Sin perjuicio de las modificaciones o de las adaptaciones que deban darse en la red de recursos, sin duda es indispensable considerar también la adaptación de los servicios residenciales a las necesidades de quienes envejecen en ellos, tanto cuando ese haya sido su lugar habitual de residencia, como cuando se haya convertido en su nuevo lugar de residencia precisamente porque su edad les ha obligado a dejar su residencia habitual anterior.
Pautas básicas de adaptación del marco residencial a las personas mayores con discapacidad
- Mantener un entorno conocido y ayudar a la persona a planificar y secuenciar horarios y actividades cotidianas.
- Adecuar los entornos de vivienda y de día adaptándolos a las capacidades y necesidades de la persona.
- Modificar las actividades y los ritmos para que se ajusten a las nuevas capacidades de la persona, así como adecuar permanentemente las actividades que la persona desarrolla a su nivel de competencia aportando de esta forma confianza y seguridad en sí misma.

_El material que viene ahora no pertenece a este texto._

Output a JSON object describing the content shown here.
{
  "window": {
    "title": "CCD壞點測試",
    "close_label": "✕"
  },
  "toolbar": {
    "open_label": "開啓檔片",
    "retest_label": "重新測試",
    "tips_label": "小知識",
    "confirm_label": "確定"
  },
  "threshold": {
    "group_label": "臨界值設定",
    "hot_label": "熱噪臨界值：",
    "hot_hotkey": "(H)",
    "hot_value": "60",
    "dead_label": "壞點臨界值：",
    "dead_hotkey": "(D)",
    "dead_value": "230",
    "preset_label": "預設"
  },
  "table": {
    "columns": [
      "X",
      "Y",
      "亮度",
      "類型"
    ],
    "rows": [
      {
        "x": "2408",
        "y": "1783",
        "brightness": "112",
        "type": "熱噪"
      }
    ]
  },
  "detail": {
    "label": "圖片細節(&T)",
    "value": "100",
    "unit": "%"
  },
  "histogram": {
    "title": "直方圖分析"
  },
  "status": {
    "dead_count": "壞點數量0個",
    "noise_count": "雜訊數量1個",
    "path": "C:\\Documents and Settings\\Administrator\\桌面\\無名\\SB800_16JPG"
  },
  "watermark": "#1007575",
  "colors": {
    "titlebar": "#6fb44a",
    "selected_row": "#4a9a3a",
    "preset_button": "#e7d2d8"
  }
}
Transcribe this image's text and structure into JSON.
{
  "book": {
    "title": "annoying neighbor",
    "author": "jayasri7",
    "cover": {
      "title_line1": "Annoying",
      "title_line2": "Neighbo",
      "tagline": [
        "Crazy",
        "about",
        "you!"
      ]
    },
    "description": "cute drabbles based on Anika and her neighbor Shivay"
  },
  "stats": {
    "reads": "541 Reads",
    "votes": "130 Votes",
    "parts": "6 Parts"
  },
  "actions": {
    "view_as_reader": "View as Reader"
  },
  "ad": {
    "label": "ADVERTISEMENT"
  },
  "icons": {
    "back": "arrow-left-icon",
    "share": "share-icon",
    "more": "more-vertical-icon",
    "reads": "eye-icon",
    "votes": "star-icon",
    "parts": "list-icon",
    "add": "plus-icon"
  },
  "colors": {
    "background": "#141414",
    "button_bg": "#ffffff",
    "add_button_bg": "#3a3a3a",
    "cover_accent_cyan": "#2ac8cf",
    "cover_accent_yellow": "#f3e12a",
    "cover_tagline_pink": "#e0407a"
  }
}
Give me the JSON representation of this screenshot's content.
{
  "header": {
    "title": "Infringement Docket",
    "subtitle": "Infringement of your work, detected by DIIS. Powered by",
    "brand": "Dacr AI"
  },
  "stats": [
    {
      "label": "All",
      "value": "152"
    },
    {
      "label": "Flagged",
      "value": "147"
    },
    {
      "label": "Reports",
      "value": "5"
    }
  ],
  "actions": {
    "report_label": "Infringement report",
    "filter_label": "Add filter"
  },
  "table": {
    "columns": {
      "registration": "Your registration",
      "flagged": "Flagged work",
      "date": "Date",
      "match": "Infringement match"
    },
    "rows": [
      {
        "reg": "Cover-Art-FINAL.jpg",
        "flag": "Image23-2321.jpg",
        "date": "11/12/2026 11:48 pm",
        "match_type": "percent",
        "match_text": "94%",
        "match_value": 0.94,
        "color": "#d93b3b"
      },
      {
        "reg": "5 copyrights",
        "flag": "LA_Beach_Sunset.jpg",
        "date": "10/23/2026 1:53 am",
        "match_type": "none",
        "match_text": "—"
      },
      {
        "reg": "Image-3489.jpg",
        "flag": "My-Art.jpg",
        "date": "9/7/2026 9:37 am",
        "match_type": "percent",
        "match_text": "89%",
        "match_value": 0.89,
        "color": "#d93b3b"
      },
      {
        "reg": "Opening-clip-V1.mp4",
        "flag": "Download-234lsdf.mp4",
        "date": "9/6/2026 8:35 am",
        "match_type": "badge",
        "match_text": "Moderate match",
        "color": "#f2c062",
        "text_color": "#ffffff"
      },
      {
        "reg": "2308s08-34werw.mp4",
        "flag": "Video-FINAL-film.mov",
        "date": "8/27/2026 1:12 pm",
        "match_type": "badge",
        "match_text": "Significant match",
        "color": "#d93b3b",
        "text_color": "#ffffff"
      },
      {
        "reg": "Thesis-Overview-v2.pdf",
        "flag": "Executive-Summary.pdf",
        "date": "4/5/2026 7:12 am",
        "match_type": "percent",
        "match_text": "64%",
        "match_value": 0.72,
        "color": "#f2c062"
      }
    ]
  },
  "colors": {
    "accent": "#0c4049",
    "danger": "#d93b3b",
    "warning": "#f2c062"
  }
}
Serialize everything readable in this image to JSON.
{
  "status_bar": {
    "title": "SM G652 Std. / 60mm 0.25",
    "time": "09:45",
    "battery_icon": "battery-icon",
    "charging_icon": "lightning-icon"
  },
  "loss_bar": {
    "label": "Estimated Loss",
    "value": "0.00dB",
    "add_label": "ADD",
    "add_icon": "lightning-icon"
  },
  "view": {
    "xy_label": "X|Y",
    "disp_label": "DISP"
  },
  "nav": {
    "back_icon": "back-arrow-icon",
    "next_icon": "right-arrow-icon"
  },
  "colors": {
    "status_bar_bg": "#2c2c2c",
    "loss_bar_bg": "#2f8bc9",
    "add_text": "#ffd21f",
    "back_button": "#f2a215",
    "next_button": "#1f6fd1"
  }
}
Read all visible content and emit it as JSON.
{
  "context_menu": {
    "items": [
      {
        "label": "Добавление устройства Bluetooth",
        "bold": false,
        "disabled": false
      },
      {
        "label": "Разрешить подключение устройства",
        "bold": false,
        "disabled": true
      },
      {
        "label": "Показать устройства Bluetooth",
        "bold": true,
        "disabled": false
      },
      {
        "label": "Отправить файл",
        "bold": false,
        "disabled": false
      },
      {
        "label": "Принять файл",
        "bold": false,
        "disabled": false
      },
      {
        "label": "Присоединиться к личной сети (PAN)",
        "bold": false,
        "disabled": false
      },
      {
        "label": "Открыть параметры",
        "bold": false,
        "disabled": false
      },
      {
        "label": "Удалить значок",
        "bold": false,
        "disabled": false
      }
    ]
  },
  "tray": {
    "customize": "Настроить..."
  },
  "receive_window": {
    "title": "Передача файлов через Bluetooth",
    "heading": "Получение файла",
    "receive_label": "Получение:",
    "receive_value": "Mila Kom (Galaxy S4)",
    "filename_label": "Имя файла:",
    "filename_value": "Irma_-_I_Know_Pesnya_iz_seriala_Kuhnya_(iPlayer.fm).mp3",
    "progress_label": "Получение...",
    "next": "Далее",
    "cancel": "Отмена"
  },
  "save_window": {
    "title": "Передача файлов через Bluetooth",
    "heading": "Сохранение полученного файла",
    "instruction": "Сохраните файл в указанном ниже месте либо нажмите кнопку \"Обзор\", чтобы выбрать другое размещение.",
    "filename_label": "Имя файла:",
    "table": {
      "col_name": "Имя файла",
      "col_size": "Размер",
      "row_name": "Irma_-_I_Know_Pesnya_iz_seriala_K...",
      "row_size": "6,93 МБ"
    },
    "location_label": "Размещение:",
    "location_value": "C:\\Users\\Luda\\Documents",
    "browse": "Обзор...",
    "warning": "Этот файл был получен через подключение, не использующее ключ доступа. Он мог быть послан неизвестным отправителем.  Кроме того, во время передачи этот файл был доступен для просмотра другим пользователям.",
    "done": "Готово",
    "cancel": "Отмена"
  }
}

- Facilitar la adaptación a posibles pérdidas personales, sociales y ambientales propias de esta etapa del ciclo vital.
- Apoyar a la familia para que en fases no demasiado tardías ayuden a la persona con discapacidad a decidir y organizar sus planes de futuro.
- Mejorar los apoyos de la persona adecuándolos a su proceso de envejecimiento.
- Potenciar sus recuerdos autobiográficos.
- Favorecer las oportunidades de encuentro con personas significativas.
- Respetar los gustos personales en cuanto a alimentación y adecuar los alimentos a sus dificultades de masticación y de deglución.
- Reforzar funciones cognitivas programando tareas básicas de atención, lenguaje o percepción, teniendo siempre en cuenta la funcionalidad.
- Favorecer su capacidad de orientación a través de actividades de recuerdo y reconocimiento de sus datos personales e identificación de espacios en los entornos donde se desenvuelve, así como de reconocimiento de diferentes estímulos (nombres, lugares, historias, canciones, datos de su historia personal, etc.).
- Estimular sus funciones psicomotoras a través de ejercicios de gimnasia sencillos.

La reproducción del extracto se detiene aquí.